The main theme of post-Covid policies to tackle inequalities will likely be ‘contribution’ – and for that you need a more organised society.

Last week I set out to establish three things.

First, that the Government have emphasised as fact that the Covid crisis is one that ‘we are all in together’.

Second, that many more people have seen an increasing number of references to some very public evidence published in the media about the inequalities in our society.

Third, that given the Government has spent at least 18 months telling the public that it is putting its arms around us all, there is a possibility of the development of new Universalist policies and, most importantly, that the politics will need the broad support of such policies to be led by the centre of public opinion.

To preface all this with warnings from the last few blogs.

After Covid there is no predestined future. Just because the crisis has magnified so much visible inequality, and just because the infection crisis has been one where anyone’s infection is everyone’s problem, does not mean that future policies to combat inequality are in any way predetermined.

There will be a clash of ideas between different policies and a clash of politics which mobilise around them to try and win the middle ground of public opinion. Policy which does not win that middle ground will not proposed.

No-one knows how this clash will be resolved.

My understanding of the history of World War 2 teaches me that public opinion crystallised around the probabilities of serious change because of the very unusual combination of vision and detail that the Beveridge report represented.
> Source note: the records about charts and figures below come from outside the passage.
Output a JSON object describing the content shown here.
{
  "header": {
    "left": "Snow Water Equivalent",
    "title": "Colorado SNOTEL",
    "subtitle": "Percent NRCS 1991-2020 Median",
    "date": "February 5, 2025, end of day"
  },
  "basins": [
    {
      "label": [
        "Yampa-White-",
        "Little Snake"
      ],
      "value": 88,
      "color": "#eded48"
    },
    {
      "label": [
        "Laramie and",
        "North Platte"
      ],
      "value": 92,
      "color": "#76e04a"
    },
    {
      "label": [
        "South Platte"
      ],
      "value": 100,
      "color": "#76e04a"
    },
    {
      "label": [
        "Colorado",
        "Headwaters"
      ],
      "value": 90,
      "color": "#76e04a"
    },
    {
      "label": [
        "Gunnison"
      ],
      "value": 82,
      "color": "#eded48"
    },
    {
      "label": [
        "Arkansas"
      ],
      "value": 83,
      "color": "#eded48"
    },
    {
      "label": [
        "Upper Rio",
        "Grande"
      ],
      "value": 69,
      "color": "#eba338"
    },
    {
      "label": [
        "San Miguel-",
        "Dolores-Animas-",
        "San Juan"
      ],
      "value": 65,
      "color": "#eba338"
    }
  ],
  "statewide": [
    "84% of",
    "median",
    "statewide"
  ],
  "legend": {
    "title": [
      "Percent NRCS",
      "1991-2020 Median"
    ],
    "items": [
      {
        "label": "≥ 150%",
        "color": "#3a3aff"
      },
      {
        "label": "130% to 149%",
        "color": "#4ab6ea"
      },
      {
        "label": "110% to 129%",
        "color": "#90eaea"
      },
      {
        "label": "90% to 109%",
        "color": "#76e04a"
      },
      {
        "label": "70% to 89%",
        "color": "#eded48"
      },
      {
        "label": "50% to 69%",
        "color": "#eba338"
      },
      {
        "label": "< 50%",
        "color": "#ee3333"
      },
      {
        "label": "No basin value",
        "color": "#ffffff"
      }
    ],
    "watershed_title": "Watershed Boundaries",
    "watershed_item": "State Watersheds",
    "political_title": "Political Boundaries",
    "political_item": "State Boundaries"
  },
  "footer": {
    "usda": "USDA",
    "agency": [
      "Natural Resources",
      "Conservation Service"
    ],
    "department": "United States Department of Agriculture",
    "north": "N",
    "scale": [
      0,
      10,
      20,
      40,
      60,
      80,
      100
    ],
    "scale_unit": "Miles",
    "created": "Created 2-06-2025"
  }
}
By 1944, 2 years after he reported, not many members of the public would have known that Beveridge only outlined in detail the slaying of one of his five giants – Want. But most could tell you that he had identified Want, idleness, squalor, ignorance and disease as the five giants. And he had insisted that post-war politics would slay them all.

Beveridge had been born into a 26-servant household in India – an unpromising start for someone who would become a committed social reformer. But by the age of 24 he was a social worker at Toynbee Hall in London’s East End and developing an empathy with many people’s harsh experience of inequality.

One of the issues that stayed with him from that period was that very few people he worked with wanted something for nothing. People were shamed by the experience of needing charity and not being able to play a role in their own improvement.

It was this need for reciprocity in welfare policy which was the bedrock of his report. He did not advocate ‘something for nothing’. There was something in return for contribution.

The benefits system he argued for (unemployment, sickness and old age) needed a national insurance system which had financial contributions from employers, the state and employees. Benefits in return for the contributions you made when you were at work. You received the benefit when your work was interrupted by sickness or unemployment.

Hidden in the mundane example of the stamp (when I grew up the National Insurance contribution was an actual stamp stuck on a card when it was paid). Crucially when you were in a job you, and your employer, paid that stamp – and the stamp went towards your benefits.

My Dad’s first serious post-war job was as a Ministry of Pensions and National Insurance contributions officer. His job was to get employers (employees simply paid it from their wage slip) to buy stamps for their contribution.

For some employers this was fine. But others were very perplexed why one day in 1948 they had to start paying extra money for every employee. They said it would mean going out of business – so they wouldn’t pay. Of course, most of them paid up once they realised it was the law. But by 1949 Dad spent a lot of time in court making out a case to magistrate friends of local small employers that – ahem – this was the law and they just had to pay it.

By the early 1950s it had become normal.

Over the last few years parts of the labour market have become much less structured than in the mid-1950s. Between 3 and 4 million people who go out to work as employees have had their work status changed by the gig economy.

Not only do employees not pay any ‘stamp’ – but neither does the employer. This is why this new form of employment has grown rapidly.

During the Covid crisis we have come to see the real cost of this deregulation. The numbers of people who, because of this new status in the labour market, receive no sickness benefit has had a direct impact on the number self-isolating.

Deregulation may result in a few pennies off of a pint of beer, a coffee or a taxi ride, it may lead to bigger profits for firms, but the cost to society has been much more than the pennies off price and pounds of profit.

So, my suggestion now is that post-Covid there will be a drive for policies that underline the importance of contribution.

And this has deep ramifications.

We cannot, on one hand have a welfare policy that demands, in return for benefit, a contribution from workers, whilst on the other having a labour market which deregulates both workforce and employers, and says they don’t have to make a contribution.

During the Covid crisis the Government has appealed, again and again, for us all to submit our lives to quite harsh regulation. The crisis has shown us the advantages of a regulated society. The infection develops and spreads faster in those areas of society where social and economic relationships are not regulated.

Regulated labour markets lead to staff and employers paying contributions to become a part of that organised society. Developing a gig economy may mean cheaper coffee, but it also means growing an ever increasing part of society that cannot be structured.

In post-World War 2 society Beveridge recognised the importance of an organised labour market in helping to create an organised society.

He recognised the cost to society of disorganisation and drove social and economic policy against it. Covid has reminded us of the cost of that disorganisation.

Paying a few pennies more for every cup of coffee to help pay for employers’ contribution towards benefits would help us organise society to make the public’s health more secure.